Vogliamo imparare dalle città, e da quello che fanno per rilanciare l’occupazione. In particolare quando cercano di tenere sotto controllo il valore fondiario di stabili e immobili, per ridurre i costi per imprese piccole e medie, e favorire il loro radicamento. Possiamo imparare molto dalle città quando si rivolgono ai giovani, e pluralizzano le loro strategie per l’occupazione e la formazione. Tanto abbiamo imparato dal Comune di Milano, e dalle sue politiche per l’occupazione in questi cinque anni. Ma tanto impariamo anche dalle solidarietà inclusive fra città. Sono molto colpito, ad esempio, come nell’attuale impasse dell’Europa degli Stati di fronte alla crisi migratoria, le solidarietà fra città siano così efficaci e innovative. Pensiamo a ciò che ha fatto di recente Barcellona: ha cercato e stretto un accordo di collaborazione con Lesbo e Lampedusa, due piccole città in cui arrivano grandi quantità di profughi. Non una solidarietà simbolica, o un obolo economico. Ada Colau, sindaco di Barcellona, Giuseppina Nicolini, sindaco di Lampedusa e Spyros Galinos, sindaco di Lesbo, si scambieranno informazioni e condivideranno competenze « per tutti gli aspetti tecnici, logistici e di appoggio sociale e ambientale che queste città possono richiedere per gestire il forte impatto sul territorio e la popolazione rappresentato dall’arrivo in massa di persone che cercano rifugio in Europa ».

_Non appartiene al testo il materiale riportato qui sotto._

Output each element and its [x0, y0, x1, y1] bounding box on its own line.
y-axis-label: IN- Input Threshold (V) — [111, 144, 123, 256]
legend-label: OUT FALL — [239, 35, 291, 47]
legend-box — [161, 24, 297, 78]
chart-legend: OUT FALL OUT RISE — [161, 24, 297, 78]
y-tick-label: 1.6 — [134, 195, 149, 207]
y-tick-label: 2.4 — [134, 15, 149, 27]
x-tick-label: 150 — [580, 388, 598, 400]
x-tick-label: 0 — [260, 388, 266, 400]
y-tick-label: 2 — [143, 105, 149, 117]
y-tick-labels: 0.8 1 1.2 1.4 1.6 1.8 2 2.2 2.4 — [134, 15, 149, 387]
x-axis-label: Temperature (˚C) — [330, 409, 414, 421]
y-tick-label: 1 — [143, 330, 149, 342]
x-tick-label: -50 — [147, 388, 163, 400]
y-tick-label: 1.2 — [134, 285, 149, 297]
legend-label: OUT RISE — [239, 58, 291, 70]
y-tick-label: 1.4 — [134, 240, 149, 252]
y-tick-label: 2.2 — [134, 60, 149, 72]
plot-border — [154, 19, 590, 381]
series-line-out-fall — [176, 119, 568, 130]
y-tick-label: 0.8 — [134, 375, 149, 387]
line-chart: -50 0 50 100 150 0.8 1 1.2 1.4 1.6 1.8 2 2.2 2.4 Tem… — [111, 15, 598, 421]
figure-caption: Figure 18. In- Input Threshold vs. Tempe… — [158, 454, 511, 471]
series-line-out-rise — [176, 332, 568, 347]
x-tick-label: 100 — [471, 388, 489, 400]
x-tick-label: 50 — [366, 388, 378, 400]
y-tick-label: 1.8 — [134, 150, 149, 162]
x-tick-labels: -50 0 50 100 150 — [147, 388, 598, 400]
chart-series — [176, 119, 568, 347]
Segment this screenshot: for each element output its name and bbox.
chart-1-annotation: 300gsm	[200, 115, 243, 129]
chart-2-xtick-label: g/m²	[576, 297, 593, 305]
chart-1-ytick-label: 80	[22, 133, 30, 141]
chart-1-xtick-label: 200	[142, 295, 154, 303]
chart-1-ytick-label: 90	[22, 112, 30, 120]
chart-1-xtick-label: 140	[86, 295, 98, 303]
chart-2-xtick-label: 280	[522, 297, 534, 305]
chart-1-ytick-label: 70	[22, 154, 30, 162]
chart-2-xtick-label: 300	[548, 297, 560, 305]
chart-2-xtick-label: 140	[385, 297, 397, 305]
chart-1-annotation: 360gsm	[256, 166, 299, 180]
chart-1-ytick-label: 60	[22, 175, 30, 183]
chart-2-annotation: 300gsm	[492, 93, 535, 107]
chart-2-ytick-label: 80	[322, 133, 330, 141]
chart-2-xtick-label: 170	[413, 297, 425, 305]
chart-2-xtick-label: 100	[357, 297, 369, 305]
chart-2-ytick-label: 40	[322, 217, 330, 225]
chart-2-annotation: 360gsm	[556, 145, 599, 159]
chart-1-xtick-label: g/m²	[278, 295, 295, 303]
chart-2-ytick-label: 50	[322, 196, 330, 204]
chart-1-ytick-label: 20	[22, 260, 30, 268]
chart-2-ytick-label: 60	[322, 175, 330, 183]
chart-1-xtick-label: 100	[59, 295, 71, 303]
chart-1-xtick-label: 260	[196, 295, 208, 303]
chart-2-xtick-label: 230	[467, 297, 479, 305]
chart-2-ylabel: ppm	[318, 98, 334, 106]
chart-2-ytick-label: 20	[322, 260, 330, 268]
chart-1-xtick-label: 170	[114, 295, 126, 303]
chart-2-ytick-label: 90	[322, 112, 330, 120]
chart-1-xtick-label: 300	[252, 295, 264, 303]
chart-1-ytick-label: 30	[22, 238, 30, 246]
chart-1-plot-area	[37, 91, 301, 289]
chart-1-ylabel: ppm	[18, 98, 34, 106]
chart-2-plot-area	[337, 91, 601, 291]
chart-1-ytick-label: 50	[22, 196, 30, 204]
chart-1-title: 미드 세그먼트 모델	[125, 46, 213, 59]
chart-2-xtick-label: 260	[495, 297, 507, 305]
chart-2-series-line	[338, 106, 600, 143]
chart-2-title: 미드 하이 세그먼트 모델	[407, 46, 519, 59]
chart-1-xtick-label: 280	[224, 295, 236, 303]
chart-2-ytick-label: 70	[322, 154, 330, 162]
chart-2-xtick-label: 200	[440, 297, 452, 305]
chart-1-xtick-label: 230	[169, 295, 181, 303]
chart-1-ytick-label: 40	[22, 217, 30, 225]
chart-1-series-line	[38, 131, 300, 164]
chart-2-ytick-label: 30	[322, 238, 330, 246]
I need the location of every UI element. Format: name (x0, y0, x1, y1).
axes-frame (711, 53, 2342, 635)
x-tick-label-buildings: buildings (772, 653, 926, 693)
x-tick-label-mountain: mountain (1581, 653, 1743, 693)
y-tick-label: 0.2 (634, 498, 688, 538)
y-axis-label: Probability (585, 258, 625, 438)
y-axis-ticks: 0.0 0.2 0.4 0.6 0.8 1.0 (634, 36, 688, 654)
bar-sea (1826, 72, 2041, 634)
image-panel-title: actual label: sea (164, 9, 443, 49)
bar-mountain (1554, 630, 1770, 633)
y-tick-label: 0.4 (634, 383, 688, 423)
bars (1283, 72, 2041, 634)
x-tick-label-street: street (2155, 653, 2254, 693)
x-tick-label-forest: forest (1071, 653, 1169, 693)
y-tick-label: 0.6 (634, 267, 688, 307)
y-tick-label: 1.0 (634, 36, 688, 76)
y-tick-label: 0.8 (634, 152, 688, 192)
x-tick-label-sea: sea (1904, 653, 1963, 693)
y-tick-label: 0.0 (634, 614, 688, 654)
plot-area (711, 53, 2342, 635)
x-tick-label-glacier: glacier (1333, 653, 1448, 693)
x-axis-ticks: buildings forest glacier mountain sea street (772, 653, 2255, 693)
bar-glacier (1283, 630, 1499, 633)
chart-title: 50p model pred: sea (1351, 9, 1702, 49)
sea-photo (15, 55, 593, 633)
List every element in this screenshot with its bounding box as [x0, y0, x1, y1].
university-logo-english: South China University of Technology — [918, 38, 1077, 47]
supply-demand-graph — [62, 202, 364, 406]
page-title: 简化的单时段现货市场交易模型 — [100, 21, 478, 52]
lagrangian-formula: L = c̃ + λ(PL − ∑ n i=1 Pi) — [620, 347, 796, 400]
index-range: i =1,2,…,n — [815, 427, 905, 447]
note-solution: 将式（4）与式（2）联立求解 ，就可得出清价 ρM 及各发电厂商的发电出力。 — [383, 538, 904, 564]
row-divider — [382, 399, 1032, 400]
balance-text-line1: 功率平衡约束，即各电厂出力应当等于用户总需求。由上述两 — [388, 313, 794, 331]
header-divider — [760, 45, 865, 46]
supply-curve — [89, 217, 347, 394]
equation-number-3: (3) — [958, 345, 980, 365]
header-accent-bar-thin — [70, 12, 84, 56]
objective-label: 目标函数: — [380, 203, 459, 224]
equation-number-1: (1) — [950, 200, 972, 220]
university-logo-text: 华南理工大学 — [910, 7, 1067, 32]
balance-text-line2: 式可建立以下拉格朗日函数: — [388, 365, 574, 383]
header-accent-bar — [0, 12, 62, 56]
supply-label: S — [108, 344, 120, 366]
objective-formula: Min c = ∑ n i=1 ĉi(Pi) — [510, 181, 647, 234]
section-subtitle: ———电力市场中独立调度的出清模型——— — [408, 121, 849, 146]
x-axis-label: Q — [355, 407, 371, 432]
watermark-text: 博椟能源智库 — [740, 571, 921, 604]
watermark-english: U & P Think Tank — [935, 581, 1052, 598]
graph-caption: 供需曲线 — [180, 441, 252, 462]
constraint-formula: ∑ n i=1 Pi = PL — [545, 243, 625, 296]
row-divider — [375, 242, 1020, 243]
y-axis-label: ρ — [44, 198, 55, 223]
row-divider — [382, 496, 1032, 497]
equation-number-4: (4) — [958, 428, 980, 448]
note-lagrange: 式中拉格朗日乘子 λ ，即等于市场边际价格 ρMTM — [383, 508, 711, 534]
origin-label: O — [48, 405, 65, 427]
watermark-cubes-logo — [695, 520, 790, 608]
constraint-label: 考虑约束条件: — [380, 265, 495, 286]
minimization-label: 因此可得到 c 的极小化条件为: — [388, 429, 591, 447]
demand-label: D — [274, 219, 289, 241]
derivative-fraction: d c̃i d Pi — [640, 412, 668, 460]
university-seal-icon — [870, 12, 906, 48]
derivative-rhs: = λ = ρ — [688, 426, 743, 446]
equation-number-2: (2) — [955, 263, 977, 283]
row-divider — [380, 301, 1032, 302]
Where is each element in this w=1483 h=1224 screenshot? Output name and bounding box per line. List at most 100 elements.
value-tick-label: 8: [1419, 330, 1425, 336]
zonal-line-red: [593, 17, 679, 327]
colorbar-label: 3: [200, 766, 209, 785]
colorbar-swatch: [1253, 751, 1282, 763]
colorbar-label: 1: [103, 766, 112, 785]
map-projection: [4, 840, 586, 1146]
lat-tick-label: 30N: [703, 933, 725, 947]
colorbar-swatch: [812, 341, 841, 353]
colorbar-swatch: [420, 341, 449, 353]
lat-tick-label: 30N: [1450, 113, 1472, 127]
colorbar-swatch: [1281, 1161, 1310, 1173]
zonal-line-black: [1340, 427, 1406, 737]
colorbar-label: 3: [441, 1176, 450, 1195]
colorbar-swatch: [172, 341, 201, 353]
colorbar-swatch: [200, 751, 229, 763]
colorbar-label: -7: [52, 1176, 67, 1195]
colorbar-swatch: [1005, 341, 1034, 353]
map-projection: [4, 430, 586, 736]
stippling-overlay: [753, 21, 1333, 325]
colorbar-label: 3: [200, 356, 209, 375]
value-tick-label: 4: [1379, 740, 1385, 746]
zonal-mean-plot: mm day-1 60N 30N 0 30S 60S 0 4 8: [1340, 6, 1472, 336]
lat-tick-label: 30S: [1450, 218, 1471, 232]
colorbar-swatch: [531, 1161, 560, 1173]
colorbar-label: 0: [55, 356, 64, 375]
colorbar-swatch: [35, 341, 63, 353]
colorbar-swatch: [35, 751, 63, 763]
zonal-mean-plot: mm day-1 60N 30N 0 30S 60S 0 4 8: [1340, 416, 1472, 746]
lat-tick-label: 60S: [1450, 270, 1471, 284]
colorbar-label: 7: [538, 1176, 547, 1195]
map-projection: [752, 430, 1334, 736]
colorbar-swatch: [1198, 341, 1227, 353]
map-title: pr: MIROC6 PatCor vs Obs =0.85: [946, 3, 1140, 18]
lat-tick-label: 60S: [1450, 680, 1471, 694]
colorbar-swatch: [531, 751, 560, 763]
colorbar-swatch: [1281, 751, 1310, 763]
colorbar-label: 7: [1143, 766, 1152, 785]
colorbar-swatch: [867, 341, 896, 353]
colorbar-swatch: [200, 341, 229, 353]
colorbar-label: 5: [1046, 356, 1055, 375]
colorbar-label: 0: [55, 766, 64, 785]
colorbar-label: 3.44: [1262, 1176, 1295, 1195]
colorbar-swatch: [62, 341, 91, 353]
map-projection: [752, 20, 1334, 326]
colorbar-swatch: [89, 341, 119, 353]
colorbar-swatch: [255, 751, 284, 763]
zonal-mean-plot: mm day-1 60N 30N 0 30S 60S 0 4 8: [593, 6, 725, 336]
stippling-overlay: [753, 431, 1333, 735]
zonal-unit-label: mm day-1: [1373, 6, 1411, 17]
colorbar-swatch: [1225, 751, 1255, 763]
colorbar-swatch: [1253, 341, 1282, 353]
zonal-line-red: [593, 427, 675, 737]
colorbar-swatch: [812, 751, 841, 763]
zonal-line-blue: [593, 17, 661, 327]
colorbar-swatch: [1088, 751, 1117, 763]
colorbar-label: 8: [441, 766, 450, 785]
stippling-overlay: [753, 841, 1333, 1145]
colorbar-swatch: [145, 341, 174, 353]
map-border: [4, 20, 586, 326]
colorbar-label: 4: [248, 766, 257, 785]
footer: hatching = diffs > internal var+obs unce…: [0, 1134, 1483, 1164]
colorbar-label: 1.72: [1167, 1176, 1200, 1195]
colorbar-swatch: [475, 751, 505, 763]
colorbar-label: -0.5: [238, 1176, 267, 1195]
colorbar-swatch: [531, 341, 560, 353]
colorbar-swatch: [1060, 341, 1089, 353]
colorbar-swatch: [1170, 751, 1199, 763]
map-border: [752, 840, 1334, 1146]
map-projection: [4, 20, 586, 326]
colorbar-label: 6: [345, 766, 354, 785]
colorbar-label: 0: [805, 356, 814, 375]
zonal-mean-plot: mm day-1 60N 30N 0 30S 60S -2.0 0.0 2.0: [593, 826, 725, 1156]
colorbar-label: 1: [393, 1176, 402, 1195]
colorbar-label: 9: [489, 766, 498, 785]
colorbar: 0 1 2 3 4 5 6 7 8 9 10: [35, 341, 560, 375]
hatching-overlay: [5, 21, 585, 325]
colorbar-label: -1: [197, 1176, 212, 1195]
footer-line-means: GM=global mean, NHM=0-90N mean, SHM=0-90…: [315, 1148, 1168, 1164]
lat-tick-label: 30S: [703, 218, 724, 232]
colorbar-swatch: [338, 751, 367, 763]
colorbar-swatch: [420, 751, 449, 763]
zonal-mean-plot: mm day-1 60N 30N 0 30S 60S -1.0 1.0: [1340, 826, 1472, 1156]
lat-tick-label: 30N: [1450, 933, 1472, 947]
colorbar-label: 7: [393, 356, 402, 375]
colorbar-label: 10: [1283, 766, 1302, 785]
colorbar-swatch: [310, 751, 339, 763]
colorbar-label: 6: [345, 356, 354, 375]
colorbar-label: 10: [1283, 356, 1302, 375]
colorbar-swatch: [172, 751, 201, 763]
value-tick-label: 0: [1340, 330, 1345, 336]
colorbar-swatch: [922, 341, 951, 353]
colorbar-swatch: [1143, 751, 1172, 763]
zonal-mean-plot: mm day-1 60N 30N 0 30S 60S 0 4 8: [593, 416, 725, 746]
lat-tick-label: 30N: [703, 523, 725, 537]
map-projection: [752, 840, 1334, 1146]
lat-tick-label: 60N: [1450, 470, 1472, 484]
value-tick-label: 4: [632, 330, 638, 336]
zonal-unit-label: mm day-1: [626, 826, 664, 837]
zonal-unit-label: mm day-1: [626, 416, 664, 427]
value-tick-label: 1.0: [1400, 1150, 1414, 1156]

Così scopriamo che la città di Lesbo chiede aiuto tecnico e consulenza per formare nuove figure professionali e un (piccolo) settore industriale legato allo smaltimento di rifiuti. Questione che la piccola città non ha mai affrontato, ovviamente, e per cui non sono certo le competenze di Frontex o delle forze dell’ordine che possono aiutare. Eppure, « l’afflusso di masse di persone che arrivano in barca ha portato all’abbandono sulla costa di enormi quantità di materiale in gomma e giubbotti di salvataggio, provocando un forte impatto ambientale in un territorio che non è pronto ad affrontare e risolvere il problema ». Barcellona, come ogni città metropolitana, ha competenze per dare consulenza e aiutare a strutturare un modello economico per lo smaltimento dei rifiuti che sia vantaggioso e non foriero di passività: « L’accordo comprende anche la possibilità di avviare programmi di promozione economica per aiutare i Comuni a generare occasioni di rilancio dell’economia interna, danneggiata dalla situazione e dall’abbandono da parte dell’Unione Europea.  Il Comune di Barcellona ha anche avviato colloqui per mettere in contatto questi due piccoli municipi europei con altri attori della città che hanno espresso la volontà di collaborare davanti alla crisi dei rifugiati, come il Fùtbol Club Barcelona, l’Area Metropolitana e la Deputazione… ». Niente male! Fa venire idee. Ispira solidarietà e motiva a coinvolgersi. E’ un’innovazione inclusiva. E infatti: Atene, Helsinki, Amsterdam e Berlino si sono interessate a questo accordo, e hanno già manifestato interesse a entrare nella rete, immaginare circolazioni di esperienze per strutturare progetti e aiutare a rendere economicamente più sostenibile la situazione delle città più esposte alle emergenze. Diversi cittadini, e anche università e studenti hanno guardato a questo accordo fra città come a un segno di speranza, e hanno mobilitato tempo, stage e tecnologie per mettere in relazione, prendere responsabilità, ascoltare e imparare (ma senza pietismi o turismo della sfiga).